Domenicali helped Ferrari win the constructors' championship in his first year in charge in 2007, but the team failed to capture a driver's title under his guidance. Ferrari hasn't won a race since Alonso's victory at the Spanish Grand Prix almost a year ago, its worst run in nearly 20 years.
The team has failed to keep pace with Mercedes this season following the introduction of the fuel-efficient six-cylinder engines. Alonso and Raikkonen finished in a dismal ninth and 10th place, respectively, at the Bahrain GP two weeks ago, the first race attended by di Montezemolo this year.

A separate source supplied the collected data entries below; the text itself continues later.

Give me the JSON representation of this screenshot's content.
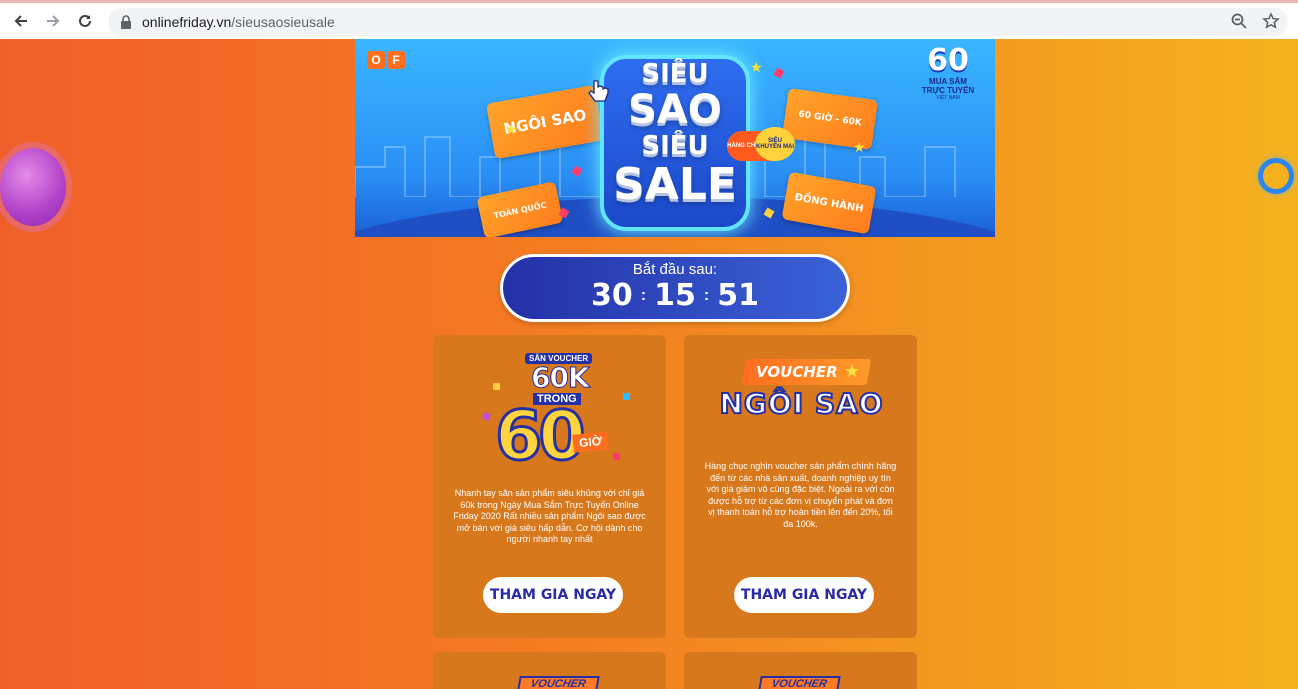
{
  "browser": {
    "url_host": "onlinefriday.vn",
    "url_path": "/sieusaosieusale",
    "icons": [
      "back-icon",
      "forward-icon",
      "reload-icon",
      "lock-icon",
      "zoom-icon",
      "star-icon"
    ]
  },
  "hero": {
    "title_line1": "SIÊU",
    "title_line2": "SAO",
    "title_line3": "SIÊU",
    "title_line4": "SALE",
    "ticket_1": "NGÔI SAO",
    "ticket_2": "60 GIỜ - 60K",
    "ticket_3": "TOÀN QUỐC",
    "ticket_4": "ĐỒNG HÀNH",
    "badge_1": "HÀNG CHÍNH HÃNG",
    "badge_2": "SIÊU KHUYẾN MẠI",
    "logo_of": [
      "O",
      "F"
    ],
    "logo_60": "60",
    "logo_60_sub1": "MUA SẮM",
    "logo_60_sub2": "TRỰC TUYẾN",
    "logo_60_sub3": "VIỆT NAM"
  },
  "countdown": {
    "label": "Bắt đầu sau:",
    "hours": "30",
    "minutes": "15",
    "seconds": "51",
    "separator": ":"
  },
  "cards": [
    {
      "logo_top": "SĂN VOUCHER",
      "logo_k": "60K",
      "logo_trong": "TRONG",
      "logo_big": "60",
      "logo_gio": "GIỜ",
      "description": "Nhanh tay săn sản phẩm siêu khủng với chỉ giá 60k trong Ngày Mua Sắm Trực Tuyến Online Friday 2020 Rất nhiều sản phẩm Ngôi sao được mở bán với giá siêu hấp dẫn. Cơ hội dành cho người nhanh tay nhất",
      "cta": "THAM GIA NGAY"
    },
    {
      "logo_voucher": "VOUCHER",
      "logo_ngoisao": "NGÔI SAO",
      "description": "Hàng chục nghìn voucher sản phẩm chính hãng đến từ các nhà sản xuất, doanh nghiệp uy tín với giá giảm vô cùng đặc biệt. Ngoài ra với còn được hỗ trợ từ các đơn vị chuyển phát và đơn vị thanh toán hỗ trợ hoàn tiền lên đến 20%, tối đa 100k.",
      "cta": "THAM GIA NGAY"
    },
    {
      "peek_label": "VOUCHER"
    },
    {
      "peek_label": "VOUCHER"
    }
  ],
  "colors": {
    "bg_left": "#f05f2a",
    "bg_right": "#f5b21e",
    "card": "#d8781c",
    "countdown": "#2430a6",
    "cta_text": "#2a2aa8"
  }
}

Mattiacci said it's too early to say whether he'll make sweeping changes, though he didn't rule out restructuring the team if necessary.
He said he still feels the team can be competitive, despite its early lack of form.
"I don't think we're going to give up," he said. "There are many variables that can influence a lap, that can influence a race and a championship. This is the fourth race. It's still very early to take decisions, but our objective is to close the gap as soon as possible with Mercedes."
He waited a second before adding: "Not easy task, not easy task."